If I would’ve been one of Jesus’ disciples during this time, I’m sure the sense of frustration and disappointment in the air would’ve been absolutely palpable.

Why is he letting them DO THIS?!?!

Jesus was not happy about the events that had transpired. A bit earlier, He prayed to the Father for another way out. But in the end, He chose to be obedient, knowing that there was a larger objective that He was given to fulfill, one that required enduring the cross and all of its horrors.

Believing what Christians do about the resurrection, it’s hard to argue with the result.

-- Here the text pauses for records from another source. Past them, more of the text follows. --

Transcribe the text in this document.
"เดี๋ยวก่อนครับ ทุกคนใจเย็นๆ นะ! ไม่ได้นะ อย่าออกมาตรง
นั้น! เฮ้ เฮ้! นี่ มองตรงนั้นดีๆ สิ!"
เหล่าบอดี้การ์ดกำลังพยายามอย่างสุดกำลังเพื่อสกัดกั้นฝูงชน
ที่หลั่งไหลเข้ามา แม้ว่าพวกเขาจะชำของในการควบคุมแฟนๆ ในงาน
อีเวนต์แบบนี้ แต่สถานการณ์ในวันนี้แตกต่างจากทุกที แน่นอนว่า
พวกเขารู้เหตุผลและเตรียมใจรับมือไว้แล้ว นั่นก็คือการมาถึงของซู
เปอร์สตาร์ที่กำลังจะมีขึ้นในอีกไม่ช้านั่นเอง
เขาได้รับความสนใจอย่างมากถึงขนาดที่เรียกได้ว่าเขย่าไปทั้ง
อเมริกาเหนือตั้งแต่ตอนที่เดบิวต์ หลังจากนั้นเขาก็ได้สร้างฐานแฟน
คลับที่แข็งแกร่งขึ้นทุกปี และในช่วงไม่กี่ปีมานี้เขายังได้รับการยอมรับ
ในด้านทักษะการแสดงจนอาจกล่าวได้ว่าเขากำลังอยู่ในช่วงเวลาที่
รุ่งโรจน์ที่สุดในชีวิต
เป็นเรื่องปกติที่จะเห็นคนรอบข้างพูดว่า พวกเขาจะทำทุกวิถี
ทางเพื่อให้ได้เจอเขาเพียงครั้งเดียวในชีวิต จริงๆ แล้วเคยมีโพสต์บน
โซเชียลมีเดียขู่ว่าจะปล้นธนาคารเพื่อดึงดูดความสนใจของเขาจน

When Jesus said “blessed are the meek,” in the Sermon on the Mount, the Greek word he used that we translate today as “meek” is one that referred to a sense of a great strength under useful control. It’s like a fierce fire that could warm a great castle, but that could just as easily be reduced to a pilot light. Or like a wild stallion capable of galloping 100 miles an hour, lightly sauntering under the master’s control.

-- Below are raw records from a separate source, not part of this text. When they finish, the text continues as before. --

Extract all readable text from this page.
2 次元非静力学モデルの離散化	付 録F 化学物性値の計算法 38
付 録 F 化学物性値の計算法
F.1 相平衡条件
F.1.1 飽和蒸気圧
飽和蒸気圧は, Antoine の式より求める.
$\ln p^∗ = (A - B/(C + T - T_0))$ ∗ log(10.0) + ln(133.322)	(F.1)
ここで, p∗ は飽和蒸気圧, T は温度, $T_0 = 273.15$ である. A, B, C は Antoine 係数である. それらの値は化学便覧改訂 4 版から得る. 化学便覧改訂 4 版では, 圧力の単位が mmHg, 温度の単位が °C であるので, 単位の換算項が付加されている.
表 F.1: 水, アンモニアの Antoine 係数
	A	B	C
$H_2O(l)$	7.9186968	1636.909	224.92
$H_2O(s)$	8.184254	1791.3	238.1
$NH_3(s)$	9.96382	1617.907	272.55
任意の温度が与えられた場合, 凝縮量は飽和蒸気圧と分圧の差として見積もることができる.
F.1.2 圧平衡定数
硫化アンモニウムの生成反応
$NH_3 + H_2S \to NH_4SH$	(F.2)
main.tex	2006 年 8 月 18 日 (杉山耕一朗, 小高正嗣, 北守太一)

Meekness is anything but weakness.

Strength Under Control

Meekness is keeping your cool because losing it could jeopardize the prize ever set before you.

It’s the difference between I’m-doing-this-because-I-can and I’m-doing-this-because-I-should.

In my opinion, this is the kind of strength under control where President Obama excels. Sure, it was disrespectful for Boehner and House Republicans to respond the way they did. And sure, Obama probably felt more than little vindictive about it. But Obama has a larger set of priorities in mind, among them being re-election in 2012. And acting out of a desire to be vindicated is something that might win the battle but lose the war.

So no, he’s not Jesus. And no, he’s not infallible.

But if you’re a Christian, and you think Obama is weak just because he chose not to flex his muscles over a scheduling conflict, then either you don’t read your Bible, or you haven’t been paying attention.